Passanten können sich nicht an eine große Gesellschaft erinnern, die den Herzen oder Blumen folgte. Einer Mitarbeiterin im Atlantis-Fitness-Studio ist der Schmuck aber sofort aufgefallen. „Das ist ein tolle Idee! Vor kurzem hing da noch ein Herz. Vielleicht ist hier das Herz von Königs Wusterhausen“, sagte sie.

Folge der Blume: Abfahrt auf der Umgehungsstraße. Quelle: Frank Pawlowski

Auch auf Facebook ist das Echo fast durchweg positiv, hier tauchten erstmals Herz-Bilder auf. Sogar in Pätz wurden Papierherzen gesichtet. Andere Nutzer sahen sie in Spandau und an der Heerstraße in Berlin. Jemand berichtete von der gleichen Aktion in Österreich. Eine Schnitzeljagd oder, wie von vielen vermutet, Grüße an ein Hochzeitspaar, sind damit unwahrscheinlich.
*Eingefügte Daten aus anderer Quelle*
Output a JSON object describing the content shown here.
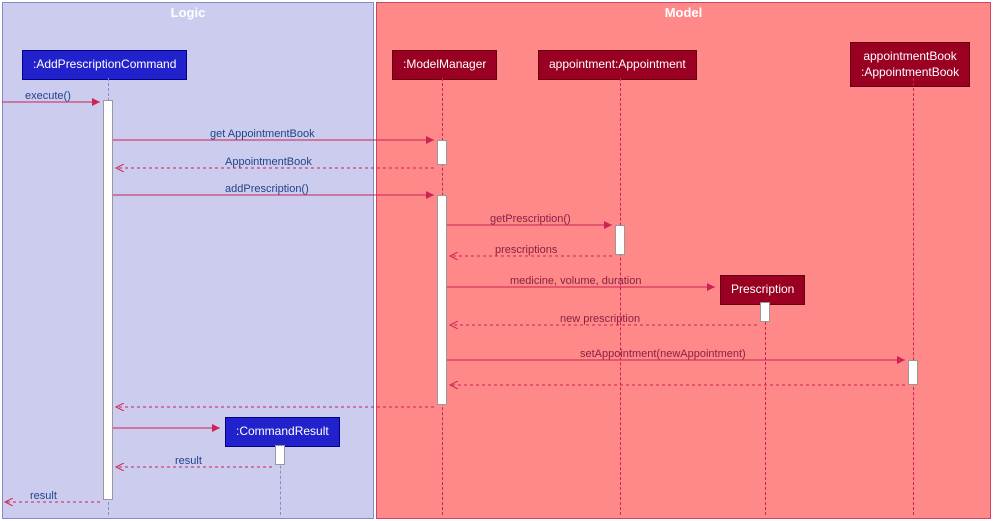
{
  "frames": {
    "logic": {
      "title": "Logic"
    },
    "model": {
      "title": "Model"
    }
  },
  "lifelines": {
    "addCmd": ":AddPrescriptionCommand",
    "modelMgr": ":ModelManager",
    "appointment": "appointment:Appointment",
    "apptBook": "appointmentBook\n:AppointmentBook",
    "prescription": "Prescription",
    "cmdResult": ":CommandResult"
  },
  "messages": {
    "execute": "execute()",
    "getApptBook": "get AppointmentBook",
    "apptBookRet": "AppointmentBook",
    "addPrescription": "addPrescription()",
    "getPrescription": "getPrescription()",
    "prescriptions": "prescriptions",
    "medVolDur": "medicine, volume, duration",
    "newPrescription": "new prescription",
    "setAppt": "setAppointment(newAppointment)",
    "resultInner": "result",
    "resultOuter": "result"
  },
  "chart_data": {
    "type": "sequence_diagram",
    "frames": [
      {
        "name": "Logic",
        "participants": [
          "AddPrescriptionCommand",
          "CommandResult"
        ]
      },
      {
        "name": "Model",
        "participants": [
          "ModelManager",
          "appointment:Appointment",
          "Prescription",
          "appointmentBook:AppointmentBook"
        ]
      }
    ],
    "participants": [
      {
        "id": "caller",
        "name": "(external)",
        "frame": null
      },
      {
        "id": "addCmd",
        "name": ":AddPrescriptionCommand",
        "frame": "Logic"
      },
      {
        "id": "modelMgr",
        "name": ":ModelManager",
        "frame": "Model"
      },
      {
        "id": "appointment",
        "name": "appointment:Appointment",
        "frame": "Model"
      },
      {
        "id": "prescription",
        "name": "Prescription",
        "frame": "Model",
        "created": true
      },
      {
        "id": "apptBook",
        "name": "appointmentBook:AppointmentBook",
        "frame": "Model"
      },
      {
        "id": "cmdResult",
        "name": ":CommandResult",
        "frame": "Logic",
        "created": true
      }
    ],
    "messages": [
      {
        "from": "caller",
        "to": "addCmd",
        "label": "execute()",
        "type": "sync"
      },
      {
        "from": "addCmd",
        "to": "modelMgr",
        "label": "get AppointmentBook",
        "type": "sync"
      },
      {
        "from": "modelMgr",
        "to": "addCmd",
        "label": "AppointmentBook",
        "type": "return"
      },
      {
        "from": "addCmd",
        "to": "modelMgr",
        "label": "addPrescription()",
        "type": "sync"
      },
      {
        "from": "modelMgr",
        "to": "appointment",
        "label": "getPrescription()",
        "type": "sync"
      },
      {
        "from": "appointment",
        "to": "modelMgr",
        "label": "prescriptions",
        "type": "return"
      },
      {
        "from": "modelMgr",
        "to": "prescription",
        "label": "medicine, volume, duration",
        "type": "create"
      },
      {
        "from": "prescription",
        "to": "modelMgr",
        "label": "new prescription",
        "type": "return"
      },
      {
        "from": "modelMgr",
        "to": "apptBook",
        "label": "setAppointment(newAppointment)",
        "type": "sync"
      },
      {
        "from": "apptBook",
        "to": "modelMgr",
        "label": "",
        "type": "return"
      },
      {
        "from": "modelMgr",
        "to": "addCmd",
        "label": "",
        "type": "return"
      },
      {
        "from": "addCmd",
        "to": "cmdResult",
        "label": "",
        "type": "create"
      },
      {
        "from": "cmdResult",
        "to": "addCmd",
        "label": "result",
        "type": "return"
      },
      {
        "from": "addCmd",
        "to": "caller",
        "label": "result",
        "type": "return"
      }
    ]
  }
}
Viele Nutzer wunderten sich, freuten sich aber über die „zauberhafte Aktion“, wie es in einem Eintrag hieß. „Sie sind überall. Ich finde es einfach nur schön. Meine Töchter lieben es“, schrieb beispielsweise Jennifer Lehmann. Doch nicht alle sind begeistert. „Hoffentlich werden die auch wieder abgesammelt und im eigenen Hausmüll entsorgt“, schrieb jemand.

An der Ecke Luckwenwalder/Heinrich-von-Kleiststraße, die vorletzte Blume. Quelle: Frank Pawlowski

Die Herzen sind offenbar ordnungsgemäß entsorgt worden. Wer weiß, was nach den Blumen noch alles kommt.